David Foster was a mountain of a man inside the paint. In his sophomore year he shattered Utah’s record for blocks in a single game and in a single season, finishing the year with 115. As a junior he had the second most blocks in a single season with 99 and finished as Utah’s career shot-blocking leader with 219. Too bad injuries kept him from competing his senior year or that career mark would have gone much, much higher.
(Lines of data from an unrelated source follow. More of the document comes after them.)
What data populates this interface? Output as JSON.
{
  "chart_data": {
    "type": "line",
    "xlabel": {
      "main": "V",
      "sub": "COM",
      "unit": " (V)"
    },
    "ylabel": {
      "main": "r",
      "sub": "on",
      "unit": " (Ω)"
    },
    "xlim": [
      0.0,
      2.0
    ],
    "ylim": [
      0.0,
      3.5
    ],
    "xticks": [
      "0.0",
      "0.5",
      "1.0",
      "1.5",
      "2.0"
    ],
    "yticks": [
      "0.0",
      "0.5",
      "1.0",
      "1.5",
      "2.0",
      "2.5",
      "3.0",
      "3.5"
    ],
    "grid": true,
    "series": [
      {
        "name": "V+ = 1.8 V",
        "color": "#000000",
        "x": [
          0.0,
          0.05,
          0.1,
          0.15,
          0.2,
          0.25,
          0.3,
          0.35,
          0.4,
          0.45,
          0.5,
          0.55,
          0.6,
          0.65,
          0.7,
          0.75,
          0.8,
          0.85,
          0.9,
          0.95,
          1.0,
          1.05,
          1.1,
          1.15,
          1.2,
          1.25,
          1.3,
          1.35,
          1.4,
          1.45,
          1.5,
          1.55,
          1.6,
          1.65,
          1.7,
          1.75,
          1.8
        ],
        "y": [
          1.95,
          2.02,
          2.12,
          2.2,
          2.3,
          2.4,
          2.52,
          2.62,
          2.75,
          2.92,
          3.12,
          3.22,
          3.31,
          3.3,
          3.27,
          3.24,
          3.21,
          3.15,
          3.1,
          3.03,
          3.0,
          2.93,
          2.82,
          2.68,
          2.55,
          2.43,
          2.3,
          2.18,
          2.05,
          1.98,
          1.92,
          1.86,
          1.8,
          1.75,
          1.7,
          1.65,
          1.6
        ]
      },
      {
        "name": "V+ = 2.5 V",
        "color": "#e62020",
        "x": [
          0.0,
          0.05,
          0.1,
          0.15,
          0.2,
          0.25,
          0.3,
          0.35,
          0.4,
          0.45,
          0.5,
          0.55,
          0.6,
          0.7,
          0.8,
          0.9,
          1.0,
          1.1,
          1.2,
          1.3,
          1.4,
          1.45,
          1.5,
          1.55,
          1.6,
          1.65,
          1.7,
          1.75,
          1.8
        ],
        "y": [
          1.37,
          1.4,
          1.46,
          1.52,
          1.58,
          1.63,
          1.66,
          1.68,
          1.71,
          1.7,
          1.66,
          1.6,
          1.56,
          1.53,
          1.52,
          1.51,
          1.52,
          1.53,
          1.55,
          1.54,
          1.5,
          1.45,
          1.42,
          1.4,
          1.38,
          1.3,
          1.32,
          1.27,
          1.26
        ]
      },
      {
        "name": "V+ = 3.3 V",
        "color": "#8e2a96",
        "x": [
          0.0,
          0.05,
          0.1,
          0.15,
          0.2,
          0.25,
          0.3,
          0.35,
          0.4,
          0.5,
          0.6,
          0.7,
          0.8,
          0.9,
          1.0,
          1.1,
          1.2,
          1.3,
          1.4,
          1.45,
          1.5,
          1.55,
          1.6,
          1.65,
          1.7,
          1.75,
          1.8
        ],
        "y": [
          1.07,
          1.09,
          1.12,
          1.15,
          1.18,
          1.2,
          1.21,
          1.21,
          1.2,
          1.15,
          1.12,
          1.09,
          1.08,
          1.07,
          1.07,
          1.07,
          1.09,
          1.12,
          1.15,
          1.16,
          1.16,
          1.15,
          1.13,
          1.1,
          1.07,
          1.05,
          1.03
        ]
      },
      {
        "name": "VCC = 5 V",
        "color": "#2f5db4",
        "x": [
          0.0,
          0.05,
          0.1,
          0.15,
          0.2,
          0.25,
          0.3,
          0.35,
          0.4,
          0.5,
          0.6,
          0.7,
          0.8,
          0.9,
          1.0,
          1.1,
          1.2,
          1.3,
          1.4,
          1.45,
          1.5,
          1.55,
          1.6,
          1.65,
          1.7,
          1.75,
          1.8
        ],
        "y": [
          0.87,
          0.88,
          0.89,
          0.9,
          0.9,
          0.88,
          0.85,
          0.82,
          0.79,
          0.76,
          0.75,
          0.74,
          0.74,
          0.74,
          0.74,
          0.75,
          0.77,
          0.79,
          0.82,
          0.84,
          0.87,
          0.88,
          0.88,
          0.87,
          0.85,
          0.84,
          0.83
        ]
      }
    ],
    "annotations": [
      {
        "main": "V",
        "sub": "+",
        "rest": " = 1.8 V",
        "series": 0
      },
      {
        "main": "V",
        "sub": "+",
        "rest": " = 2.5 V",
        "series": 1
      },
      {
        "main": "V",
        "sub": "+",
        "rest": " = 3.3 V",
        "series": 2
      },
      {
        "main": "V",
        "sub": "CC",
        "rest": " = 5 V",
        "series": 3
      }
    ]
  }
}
Foster had a chance to play in Europe after his injury-shortened senior season. Married, and with a new baby, there were lots of reasons for him to take the money and run. Instead, Foster was granted a medical redshirt and returned to Utah for one more year. Alas, no good deed goes unpunished, and Foster sustained another injury that kept him from playing out his senior year.
Ryan Osterloh is the lone local boy in this year’s graduating class. Osterloh played for Skyline High and then played two years for the Salt Lake Community College. He walked on to the Runnin’ Ute squad midway through his junior season. I love the determination and resolve it takes to walk-onto a team.
While ABBA so famously sang, “thank you for the music,” I will simply say thank you to these fine young men for lending their talents to the University of Utah and giving us fans something to cheer about.
Dwayne Vance is a sports commentator. The opinions stated in this article are his and not representative of St. George News.